Letters and cards were exchanged between the young mother and the retired lady, filled with encouragement, advice and wisdom. “You got a card from Mrs. Mac!” one of us would exclaim as we walked in the door with the daily mail. It made for a happy moment in a work-filled day for our mom.

Later in my life, I would learn that Mrs. Mac had not had an easy life, though she floated through ours as a charming, divine, polished woman who had every single thing in the world figured out. Truth be told, her first husband had been horribly abusive. Two sons born to the marriage were still quite young when it ended in divorce, a rarity with a blush of shame in that day and age.

In time, unexpectedly, a wonderful gentleman courted her with the promise he would treat her and her sons as the best thing that ever happened to him. Love blossomed, and they were a happy family. Mr. Mac, as she always referred to her second husband, provided security, kindness and bounty with a giving heart. It was the first time in her life she could prepare square meals with the extras that make life grand. Life was serene and joyful. Until, suddenly, Mr. Mac became ill and died.

There was no security built into a loss like this back in the late 1930s. Mrs. Mac struggled to hold on to the home, and eventually, she and her sons had to move to a much smaller place, to take little jobs to buy food. It was other women who saved her, offering produce from gardens, eggs, a fresh chicken, little jobs for her sons with their payment often apples or berries from an orchard at the end of a day.

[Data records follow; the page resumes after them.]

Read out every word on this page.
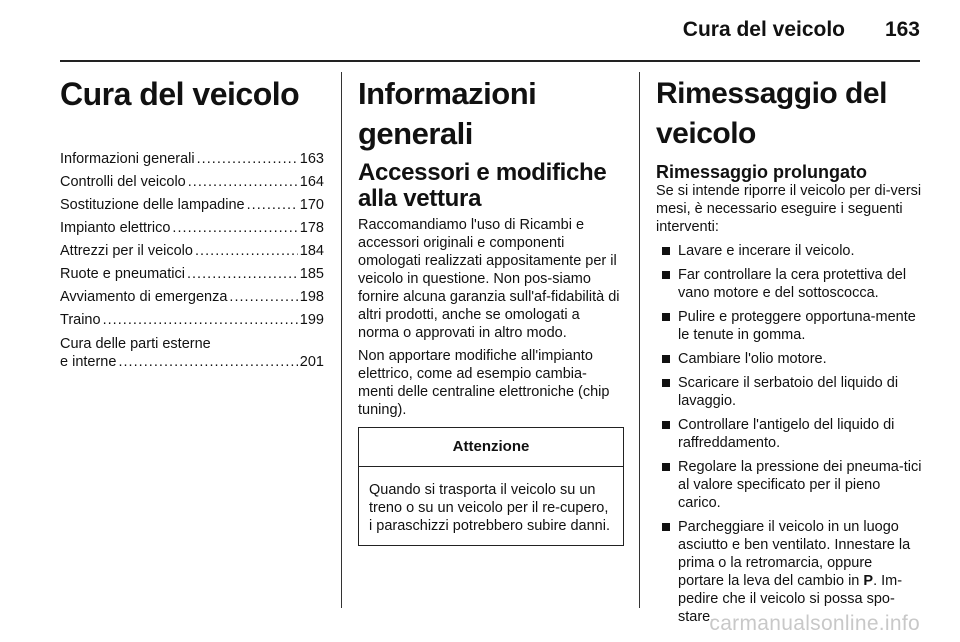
Cura del veicolo 163
Cura del veicolo
Informazioni generali . . .	163
Controlli del veicolo . . .	164
Sostituzione delle lampadine . . .	170
Impianto elettrico . . .	178
Attrezzi per il veicolo . . .	184
Ruote e pneumatici . . .	185
Avviamento di emergenza . . .	198
Traino . . .	199
Cura delle parti esterne
e interne . . .	201
Informazioni generali
Accessori e modifiche alla vettura

Raccomandiamo l'uso di Ricambi e accessori originali e componenti omologati realizzati appositamente per il veicolo in questione. Non pos-siamo fornire alcuna garanzia sull'af-fidabilità di altri prodotti, anche se omologati a norma o approvati in altro modo.

Non apportare modifiche all'impianto elettrico, come ad esempio cambia-menti delle centraline elettroniche (chip tuning).

Attenzione
Quando si trasporta il veicolo su un treno o su un veicolo per il re-cupero, i paraschizzi potrebbero subire danni.
Rimessaggio del veicolo
Rimessaggio prolungato

Se si intende riporre il veicolo per di-versi mesi, è necessario eseguire i seguenti interventi:

Lavare e incerare il veicolo.
Far controllare la cera protettiva del vano motore e del sottoscocca.
Pulire e proteggere opportuna-mente le tenute in gomma.
Cambiare l'olio motore.
Scaricare il serbatoio del liquido di lavaggio.
Controllare l'antigelo del liquido di raffreddamento.
Regolare la pressione dei pneuma-tici al valore specificato per il pieno carico.
Parcheggiare il veicolo in un luogo asciutto e ben ventilato. Innestare la prima o la retromarcia, oppure portare la leva del cambio in P. Im-pedire che il veicolo si possa spo-stare.
carmanualsonline.info
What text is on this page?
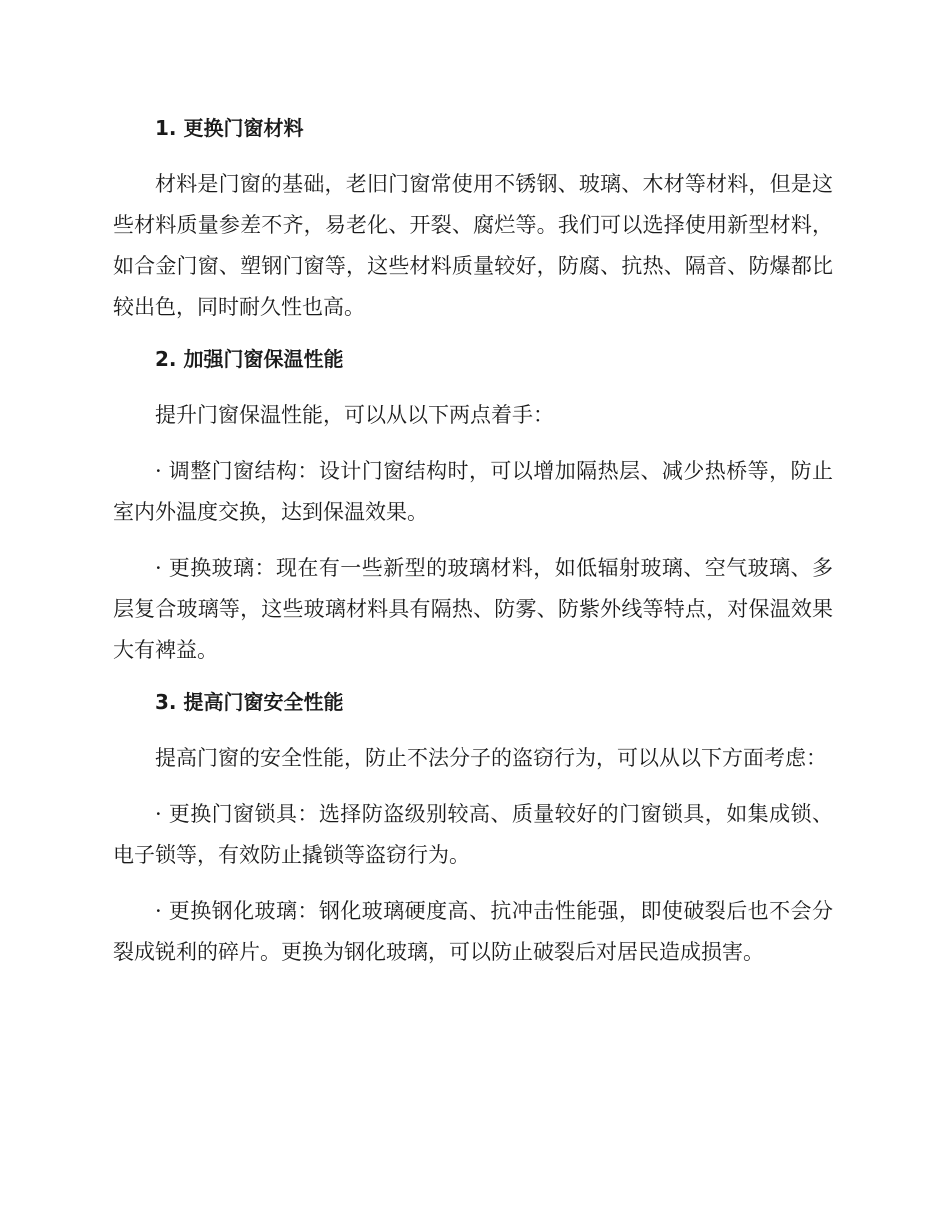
1. 更换门窗材料

材料是门窗的基础，老旧门窗常使用不锈钢、玻璃、木材等材料，但是这些材料质量参差不齐，易老化、开裂、腐烂等。我们可以选择使用新型材料，如合金门窗、塑钢门窗等，这些材料质量较好，防腐、抗热、隔音、防爆都比较出色，同时耐久性也高。

2. 加强门窗保温性能

提升门窗保温性能，可以从以下两点着手：

· 调整门窗结构：设计门窗结构时，可以增加隔热层、减少热桥等，防止室内外温度交换，达到保温效果。

· 更换玻璃：现在有一些新型的玻璃材料，如低辐射玻璃、空气玻璃、多层复合玻璃等，这些玻璃材料具有隔热、防雾、防紫外线等特点，对保温效果大有裨益。

3. 提高门窗安全性能

提高门窗的安全性能，防止不法分子的盗窃行为，可以从以下方面考虑：

· 更换门窗锁具：选择防盗级别较高、质量较好的门窗锁具，如集成锁、电子锁等，有效防止撬锁等盗窃行为。

· 更换钢化玻璃：钢化玻璃硬度高、抗冲击性能强，即使破裂后也不会分裂成锐利的碎片。更换为钢化玻璃，可以防止破裂后对居民造成损害。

The genuine friendship Mrs. Mac offered my young mother was born from life experiences. “You don’t really need me, but I’m always here if you do,” was written into this gentle lady’s lifelong sweetness toward my mother, and, by extension, to four little girls. This friendship was a lovely testament to the importance of connections with people of all ages, all stations of life. Not long ago, I told my mother that I’d had a dream of Mrs. Mac. “Oh, I think of her often,” Mom said. “Her friendship was such a blessing to me, and I often hope she knew that.”

I have no doubt the feeling was mutual. It is a gift worth striving for, and as a result I have enjoyed the friendships of women of all ages throughout my life, all thanks to the soft touch of kindness brought to us by Mrs. Mac.